Aprovechamos a hacer aduana, donde nos encontramos con la particularidad de que el guarda no quiso dejar registro de una de las cámaras, ya que tenía el número de serie borrado. Como precaución tomamos alguna foto de la cámara en sí en el mostrador de aduana, pero suponíamos que no iba a haber problemas al regreso porque se nota que es un equipo que ya tiene su uso.

Luego nos acercamos a los desiertos mostradores de KLM frente a los cuales ya se estaba formando una larga cola pagofacilera, para el asombro de la gente que no entendía cómo estaba tan retrasado y nadie se acercaba al lugar. Al final, el tema terminó siendo medio molesto, y así lo mecionaba en twitter.

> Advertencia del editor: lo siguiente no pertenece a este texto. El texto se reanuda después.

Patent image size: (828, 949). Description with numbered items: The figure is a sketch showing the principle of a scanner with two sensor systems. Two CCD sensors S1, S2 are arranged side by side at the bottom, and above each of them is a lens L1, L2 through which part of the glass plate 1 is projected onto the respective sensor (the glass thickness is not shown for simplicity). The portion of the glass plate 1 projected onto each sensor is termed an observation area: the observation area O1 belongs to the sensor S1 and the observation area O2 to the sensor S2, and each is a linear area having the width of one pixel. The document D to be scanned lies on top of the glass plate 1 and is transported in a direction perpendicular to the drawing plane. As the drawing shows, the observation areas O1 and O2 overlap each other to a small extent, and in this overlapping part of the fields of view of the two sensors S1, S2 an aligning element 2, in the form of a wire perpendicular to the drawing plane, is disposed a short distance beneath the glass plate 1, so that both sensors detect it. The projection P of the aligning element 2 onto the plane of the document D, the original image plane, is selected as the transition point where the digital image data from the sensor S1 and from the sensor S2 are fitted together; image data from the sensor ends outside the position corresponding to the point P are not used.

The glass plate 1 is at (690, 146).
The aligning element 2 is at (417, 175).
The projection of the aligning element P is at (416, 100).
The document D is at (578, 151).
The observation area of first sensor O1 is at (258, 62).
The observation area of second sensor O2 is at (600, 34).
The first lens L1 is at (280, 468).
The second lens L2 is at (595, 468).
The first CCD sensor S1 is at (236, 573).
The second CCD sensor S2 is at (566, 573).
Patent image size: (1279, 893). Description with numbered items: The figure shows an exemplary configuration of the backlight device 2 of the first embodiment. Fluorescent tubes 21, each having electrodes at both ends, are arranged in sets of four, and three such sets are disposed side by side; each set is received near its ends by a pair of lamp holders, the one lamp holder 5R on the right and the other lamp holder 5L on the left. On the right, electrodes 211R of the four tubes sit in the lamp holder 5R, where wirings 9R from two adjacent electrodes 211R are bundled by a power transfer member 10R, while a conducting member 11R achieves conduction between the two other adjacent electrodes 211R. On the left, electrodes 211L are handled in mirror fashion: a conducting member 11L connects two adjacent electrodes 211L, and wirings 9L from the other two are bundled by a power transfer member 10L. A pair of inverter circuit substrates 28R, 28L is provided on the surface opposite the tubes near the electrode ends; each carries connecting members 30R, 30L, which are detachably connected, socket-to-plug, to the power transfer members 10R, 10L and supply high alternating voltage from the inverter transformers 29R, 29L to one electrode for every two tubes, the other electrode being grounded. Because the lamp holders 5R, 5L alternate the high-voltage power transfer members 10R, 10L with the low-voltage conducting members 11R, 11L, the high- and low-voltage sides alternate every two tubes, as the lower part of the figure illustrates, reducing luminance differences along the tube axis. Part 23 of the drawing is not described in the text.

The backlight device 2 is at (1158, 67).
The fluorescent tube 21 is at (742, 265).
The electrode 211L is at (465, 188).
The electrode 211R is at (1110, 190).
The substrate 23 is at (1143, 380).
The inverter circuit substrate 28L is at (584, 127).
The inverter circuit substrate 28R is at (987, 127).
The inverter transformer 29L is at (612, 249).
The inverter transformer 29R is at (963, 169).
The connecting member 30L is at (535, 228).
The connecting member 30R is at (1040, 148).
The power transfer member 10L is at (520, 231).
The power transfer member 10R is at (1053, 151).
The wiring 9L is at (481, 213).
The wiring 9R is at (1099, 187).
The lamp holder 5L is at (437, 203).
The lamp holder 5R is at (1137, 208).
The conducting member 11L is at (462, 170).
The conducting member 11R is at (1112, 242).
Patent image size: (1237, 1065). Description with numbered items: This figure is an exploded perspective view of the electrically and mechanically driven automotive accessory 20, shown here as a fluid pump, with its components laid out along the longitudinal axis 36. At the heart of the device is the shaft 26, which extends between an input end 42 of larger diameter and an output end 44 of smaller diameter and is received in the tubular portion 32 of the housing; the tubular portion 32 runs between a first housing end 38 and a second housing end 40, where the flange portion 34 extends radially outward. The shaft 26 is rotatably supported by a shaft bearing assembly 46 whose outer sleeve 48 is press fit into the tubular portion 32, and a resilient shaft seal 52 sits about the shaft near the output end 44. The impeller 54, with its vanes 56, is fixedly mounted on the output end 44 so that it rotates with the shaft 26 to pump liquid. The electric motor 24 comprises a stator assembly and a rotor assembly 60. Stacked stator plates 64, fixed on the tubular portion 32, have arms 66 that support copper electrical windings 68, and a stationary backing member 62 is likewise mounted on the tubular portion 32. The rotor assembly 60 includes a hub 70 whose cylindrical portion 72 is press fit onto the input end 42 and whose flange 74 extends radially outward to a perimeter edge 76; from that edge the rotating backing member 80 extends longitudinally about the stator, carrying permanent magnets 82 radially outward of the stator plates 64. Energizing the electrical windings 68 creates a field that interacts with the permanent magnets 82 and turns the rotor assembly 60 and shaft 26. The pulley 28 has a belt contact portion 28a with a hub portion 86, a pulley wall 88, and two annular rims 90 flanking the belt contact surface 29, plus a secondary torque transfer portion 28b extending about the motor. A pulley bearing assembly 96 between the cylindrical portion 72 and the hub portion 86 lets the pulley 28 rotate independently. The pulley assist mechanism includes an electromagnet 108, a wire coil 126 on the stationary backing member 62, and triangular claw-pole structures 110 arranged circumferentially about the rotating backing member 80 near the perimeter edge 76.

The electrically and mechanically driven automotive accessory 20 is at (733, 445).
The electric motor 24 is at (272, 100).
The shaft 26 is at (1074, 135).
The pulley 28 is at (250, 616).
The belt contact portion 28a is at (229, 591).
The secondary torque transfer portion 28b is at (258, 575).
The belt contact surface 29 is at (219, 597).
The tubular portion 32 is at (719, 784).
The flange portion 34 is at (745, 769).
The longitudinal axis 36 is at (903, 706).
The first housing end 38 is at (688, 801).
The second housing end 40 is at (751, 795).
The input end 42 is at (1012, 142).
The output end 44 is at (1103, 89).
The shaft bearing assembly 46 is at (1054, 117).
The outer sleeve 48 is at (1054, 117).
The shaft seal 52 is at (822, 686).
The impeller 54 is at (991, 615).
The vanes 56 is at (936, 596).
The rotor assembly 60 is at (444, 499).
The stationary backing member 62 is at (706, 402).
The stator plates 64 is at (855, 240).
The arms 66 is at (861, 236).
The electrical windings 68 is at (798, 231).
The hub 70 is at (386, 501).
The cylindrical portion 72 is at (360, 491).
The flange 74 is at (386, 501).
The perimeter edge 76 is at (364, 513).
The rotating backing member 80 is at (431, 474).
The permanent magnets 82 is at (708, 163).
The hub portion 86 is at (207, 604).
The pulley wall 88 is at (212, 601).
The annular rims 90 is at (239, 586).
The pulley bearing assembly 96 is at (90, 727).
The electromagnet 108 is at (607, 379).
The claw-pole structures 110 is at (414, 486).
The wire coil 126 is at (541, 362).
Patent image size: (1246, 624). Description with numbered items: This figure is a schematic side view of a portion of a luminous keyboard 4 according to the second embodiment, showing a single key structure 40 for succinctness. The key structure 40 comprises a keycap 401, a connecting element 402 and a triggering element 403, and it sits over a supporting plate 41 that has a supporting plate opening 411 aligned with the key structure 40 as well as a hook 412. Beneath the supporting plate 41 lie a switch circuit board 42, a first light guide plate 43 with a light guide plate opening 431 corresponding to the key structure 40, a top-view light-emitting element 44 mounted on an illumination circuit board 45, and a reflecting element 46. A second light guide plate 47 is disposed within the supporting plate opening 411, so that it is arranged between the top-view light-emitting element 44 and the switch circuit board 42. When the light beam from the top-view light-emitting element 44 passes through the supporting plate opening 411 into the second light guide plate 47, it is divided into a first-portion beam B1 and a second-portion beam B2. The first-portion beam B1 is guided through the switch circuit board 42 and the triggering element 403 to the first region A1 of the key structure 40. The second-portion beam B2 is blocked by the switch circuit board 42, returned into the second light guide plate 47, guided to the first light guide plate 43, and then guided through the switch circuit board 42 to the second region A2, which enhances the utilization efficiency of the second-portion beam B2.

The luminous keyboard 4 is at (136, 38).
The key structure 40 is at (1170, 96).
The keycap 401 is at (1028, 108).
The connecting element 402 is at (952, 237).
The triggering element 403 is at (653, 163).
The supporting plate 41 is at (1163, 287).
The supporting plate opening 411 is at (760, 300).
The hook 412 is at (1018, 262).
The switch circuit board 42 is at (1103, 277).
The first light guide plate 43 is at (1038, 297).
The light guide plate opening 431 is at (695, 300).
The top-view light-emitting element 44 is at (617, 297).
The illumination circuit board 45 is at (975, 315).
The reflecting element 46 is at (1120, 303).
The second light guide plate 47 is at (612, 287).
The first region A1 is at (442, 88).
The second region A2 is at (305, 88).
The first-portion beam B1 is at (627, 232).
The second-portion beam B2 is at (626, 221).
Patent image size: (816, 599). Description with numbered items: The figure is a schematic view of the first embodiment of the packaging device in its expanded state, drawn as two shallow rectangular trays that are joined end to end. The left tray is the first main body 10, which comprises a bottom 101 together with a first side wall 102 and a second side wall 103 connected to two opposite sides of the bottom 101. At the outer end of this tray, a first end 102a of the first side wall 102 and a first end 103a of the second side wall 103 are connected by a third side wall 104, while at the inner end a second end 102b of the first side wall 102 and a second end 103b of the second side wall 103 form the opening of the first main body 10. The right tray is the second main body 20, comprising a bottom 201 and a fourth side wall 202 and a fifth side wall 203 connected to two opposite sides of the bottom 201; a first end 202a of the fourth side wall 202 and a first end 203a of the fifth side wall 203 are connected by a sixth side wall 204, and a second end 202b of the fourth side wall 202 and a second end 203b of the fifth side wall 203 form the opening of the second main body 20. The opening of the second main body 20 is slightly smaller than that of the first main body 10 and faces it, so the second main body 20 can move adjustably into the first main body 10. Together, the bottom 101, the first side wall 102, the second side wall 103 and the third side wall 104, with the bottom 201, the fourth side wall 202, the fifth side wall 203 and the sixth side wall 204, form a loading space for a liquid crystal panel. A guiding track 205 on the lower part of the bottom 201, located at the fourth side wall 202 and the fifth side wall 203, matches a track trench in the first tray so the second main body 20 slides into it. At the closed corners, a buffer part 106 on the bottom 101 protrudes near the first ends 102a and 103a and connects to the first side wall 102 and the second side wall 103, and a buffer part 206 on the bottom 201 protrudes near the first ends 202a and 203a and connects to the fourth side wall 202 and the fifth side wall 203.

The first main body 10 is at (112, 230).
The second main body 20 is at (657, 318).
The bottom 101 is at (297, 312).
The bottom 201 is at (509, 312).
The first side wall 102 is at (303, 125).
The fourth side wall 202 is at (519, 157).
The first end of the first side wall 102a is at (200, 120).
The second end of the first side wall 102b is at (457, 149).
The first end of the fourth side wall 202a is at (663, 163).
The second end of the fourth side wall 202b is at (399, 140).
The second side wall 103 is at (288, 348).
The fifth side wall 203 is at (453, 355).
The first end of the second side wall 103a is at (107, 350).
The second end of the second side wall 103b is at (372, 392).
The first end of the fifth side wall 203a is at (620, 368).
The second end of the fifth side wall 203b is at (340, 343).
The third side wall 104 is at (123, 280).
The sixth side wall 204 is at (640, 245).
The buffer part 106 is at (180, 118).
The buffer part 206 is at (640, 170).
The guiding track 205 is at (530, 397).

Al fin apareció el personal de KLM para comenzar con el check in, proceso en el que fueron bastante expeditivos, y como era de esperar, muy cordiales.

Comienza embarque

El tema resultó ser que a causa de la niebla el vuelo se había atrasado incluso más que lo previsto. Como consecuencia de esto hicimos migraciones sin apuros, a pesar del retraso producido por la gran cantidad de gente que estaba en nuestra misma situación, y una vez superados todas las gestiones aeroportuarias correspondientes, tuvimos un buen rato en la sala de preembarque haciendo tiempo y spotting.

AR en plataforma

Con casi una hora de retraso con respecto al schedule original, finalmente abordamos el B777 de KLM que estaba full, con muchos pasajeros que venían desde Amsteram para seguir viaje hacia Chile. Los tripulantes trabajaban en poner en condiciones la cabina de un vuelo tan lleno, y en eso se dió una situación extraña con uno de ellos, que para acomodar mejor el equipaje quizo cambiar de lugar una campera. Si bien preguntó varias veces de quién era, cuando amagó llevarselá le llegó el manotazo de un pasajero que, evidentemente, no hablaba inglés. Lo realmente raro de la situación fue la reacción del tripulante al reclamarle de mala manera y en inglés, que él había preguntado por el dueño; cuando el pasajero le contestaba exasperado en lo que creo que era holandés . Una situación poco feliz que debería haberse evitado.

Interior B777

El avión en sí tampoco se llevó una buena nota. Se trataba del PH-BVB, un B777-200 de unos 8 años de antigüedad que en principio nos engañó por el livery, pero una vez arriba no dejaba lugar a dudas: las pantallas de los asientos no son táctiles, sino que se manejan a través de un control remoto muy gastado y que tarda mucho en reaccionar a los mandos. Por otro lado las bandejas resultan muy bajas e incómodas y además, no sos extensibles, con lo cual terminan quedando lejos de uno a la hora de comer.

veggie

La nota final la dió el servicio a bordo, que tenía las opciones de “chicken o cheese”. Me incliné por el sandwich de queso, identificado en la bolsita como “veggie”, pero que en realidad era sólo medio sandwich, ya que la mitad era pan sin relleno alguno. En fin, lo único que valió la pena fue la Stroopwafel, la galletita que dan a modo de postre, y que es deliciosa.

Stroopwafel

Luego de los snacks llegaría el momento del free shop en vuelo, cortado casi abruptamente por el cruce de la coordillera, durante el cual la cabina debe permanecer asegurada sin carritos yendo y viniendo por los pasillos, como precaución ante posibles turbulencias. El cruzar los Andes en avión es siempre un espectáculo sin igual.

Cruzando coordillera

Ya aterrizados en Santiago de Chile hicimos migraciones muy rápidamente. Como contraste, pasamos un buen rato esperando las valijas, que se demoraron mucho en comenzar a circular por la cinta. Era el último detalle de un vuelo cuyo balance es realmente malo, con muchos puntos flojos a mejorar, y que resultó ser el extremo opuesto al vuelo de regreso a Buenos Aires, pero ese vuelo es materia de otro post.